Extinction–colonization dynamics and within-population genetic diversity

Levels of genetic diversity were high (Hw=0.3424) and were not related to population size. These results confirm that the studied S. austriacum populations are likely to be of recent common ancestry since it takes time for diversity to be lost. Within-population genetic diversity and total genetic diversity were also not significantly different between recently founded populations (Hw=0.3415) and older and more stable populations (Hw=0.3441), suggesting that recurrent extinction–colonization events did not result in decreased genetic diversity. These results contrast with metapopulation theory. In general, extinction–colonization dynamics have been shown to reduce the within and total–metapopulation genetic diversity (McCauley, 1991; Pannell and Charlesworth, 2000). However, these results confirm our previous findings that in S. austriacum minimal founder effects appear to accompany the formation of new populations and that the vast majority of the total genetic variation is shared among all populations.

Importance of long-distance seed dispersal

The lack of isolation by distance and a weak effect of regional structure in the AMOVA analysis point to a weak spatial genetic structure, which suggests that long-distance seed dispersal occurs within the region. Hydrochory can result in effective long-distance seed dispersal (eg Kudoh and Whigham, 1997, 2001) and seeds may be transported over hundreds of meters to several kilometers (Waser et al, 1982; Lonsdale, 1993), especially if river systems display large variances in water discharge due to high volume rain events (Boedeltje et al, 2004). Extensive pollen flow, on the other hand, is an unlikely explanation for the lack of relationship between pairwise genetic and geographic distances, since S. austriacum is mainly pollinated by bees and syrphid flies and pollen flow is therefore most likely to be restricted to within-population pollen transfer, or to pollen transfer among nearby populations. Indeed, most studies investigating pollen flow found that pollinating insects rarely travel distances larger than 1 km (eg Steffan-Dewenter and Tscharntke, 1999; Richards et al, 1999). These results are also in agreement with other studies that have investigated spatial genetic structure of riparian plant species. Kudoh and Whigham (1997), for example, found high gene flow among populations that were adjacent to the tidal stream, indicating that these populations may function as a single genetic metapopulation by extensive and long-distance seed exchanges between them. Similarly, Tero et al (2003) also found no isolation by distance and no regional structure indicating frequent long-distance seed exchange.
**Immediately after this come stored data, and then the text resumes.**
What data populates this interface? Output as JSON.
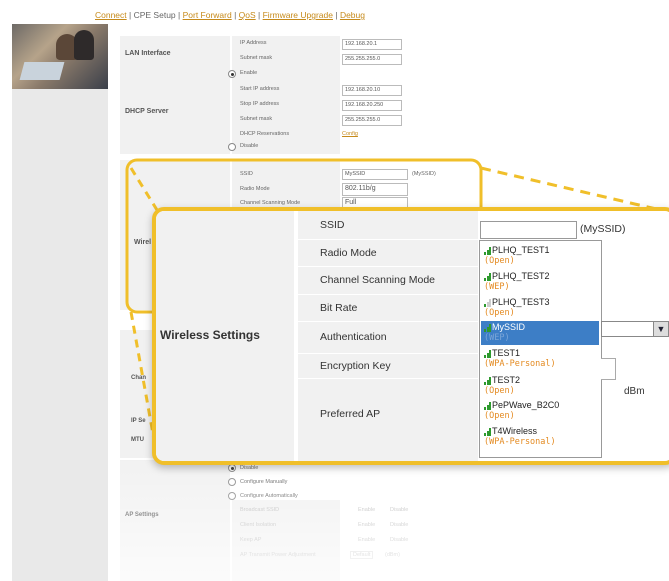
{
  "nav": {
    "items": [
      "Connect",
      "CPE Setup",
      "Port Forward",
      "QoS",
      "Firmware Upgrade",
      "Debug"
    ],
    "separator": " | "
  },
  "lan": {
    "section": "LAN Interface",
    "ip_label": "IP Address",
    "ip_value": "192.168.20.1",
    "mask_label": "Subnet mask",
    "mask_value": "255.255.255.0"
  },
  "dhcp": {
    "section": "DHCP Server",
    "enable": "Enable",
    "start_label": "Start IP address",
    "start_value": "192.168.20.10",
    "stop_label": "Stop IP address",
    "stop_value": "192.168.20.250",
    "mask_label": "Subnet mask",
    "mask_value": "255.255.255.0",
    "res_label": "DHCP Reservations",
    "res_link": "Config",
    "disable": "Disable"
  },
  "wireless_bg": {
    "ssid_label": "SSID",
    "ssid_value": "MySSID",
    "ssid_note": "(MySSID)",
    "radio_label": "Radio Mode",
    "radio_value": "802.11b/g",
    "scan_label": "Channel Scanning Mode",
    "scan_value": "Full",
    "section_partial": "Wirel"
  },
  "partial_labels": {
    "chan": "Chan",
    "ipse": "IP Se",
    "mtu": "MTU"
  },
  "ap": {
    "section": "AP Settings",
    "disable": "Disable",
    "manual": "Configure Manually",
    "auto": "Configure Automatically",
    "broadcast_label": "Broadcast SSID",
    "isolation_label": "Client Isolation",
    "keep_label": "Keep AP",
    "power_label": "AP Transmit Power Adjustment",
    "enable_opt": "Enable",
    "disable_opt": "Disable",
    "default_opt": "Default",
    "unit": "(dBm)"
  },
  "zoom": {
    "section": "Wireless Settings",
    "labels": [
      "SSID",
      "Radio Mode",
      "Channel Scanning Mode",
      "Bit Rate",
      "Authentication",
      "Encryption Key",
      "Preferred AP"
    ],
    "ssid_note": "(MySSID)",
    "dbm": "dBm",
    "networks": [
      {
        "name": "PLHQ_TEST1",
        "security": "(Open)",
        "selected": false,
        "weak": false
      },
      {
        "name": "PLHQ_TEST2",
        "security": "(WEP)",
        "selected": false,
        "weak": false
      },
      {
        "name": "PLHQ_TEST3",
        "security": "(Open)",
        "selected": false,
        "weak": true
      },
      {
        "name": "MySSID",
        "security": "(WEP)",
        "selected": true,
        "weak": false
      },
      {
        "name": "TEST1",
        "security": "(WPA-Personal)",
        "selected": false,
        "weak": false
      },
      {
        "name": "TEST2",
        "security": "(Open)",
        "selected": false,
        "weak": false
      },
      {
        "name": "PePWave_B2C0",
        "security": "(Open)",
        "selected": false,
        "weak": false
      },
      {
        "name": "T4Wireless",
        "security": "(WPA-Personal)",
        "selected": false,
        "weak": false
      }
    ]
  },
  "colors": {
    "accent_link": "#c68a1a",
    "highlight_border": "#f0bf2a",
    "selected_row": "#3d7ec6",
    "security_text": "#e48b22",
    "signal": "#2e9a2e"
  }
}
On the other hand, nearby populations formed clear clusters in the UPGMA dendrogram, which suggests that short-distance seed dispersal or pollen flow among nearby populations may affect the structure of genetic variation in the studied metapopulation. Most of these populations were found on dynamic banks and were less than 5 years old. Another plausible explanation would be that these populations were formed at the same time by the same founding groups. The pairwise ΦST values between nearby populations indeed indicate very low differentiation among these populations, which confirms the minimal impact of founder effects in the studied system.

Conclusion

Previous research has demonstrated that incorporation of an age structure in plant population genetic research may reveal important information on the processes structuring genetic diversity in dynamic systems (eg McCauley et al, 1995; Giles and Goudet, 1997; Jacquemyn et al, 2004; Litrico et al, 2005). The structure of genetic variation observed in the metapopulation of S. austriacum indicates that the impact of founder effects is minimal. The spatial pattern of genetic variation in S. austriacum suggests that both short- and long-distance seed dispersal shape variation in genetic diversity. Short- and long-distance seed dispersal represent the extreme ends of the dispersal spectrum, and in natural metapopulations, both are likely to occur. The temporal pattern of genetic variation suggests that limited amounts of gene exchange between old and young populations have led to distinct temporal patterns of genetic variation.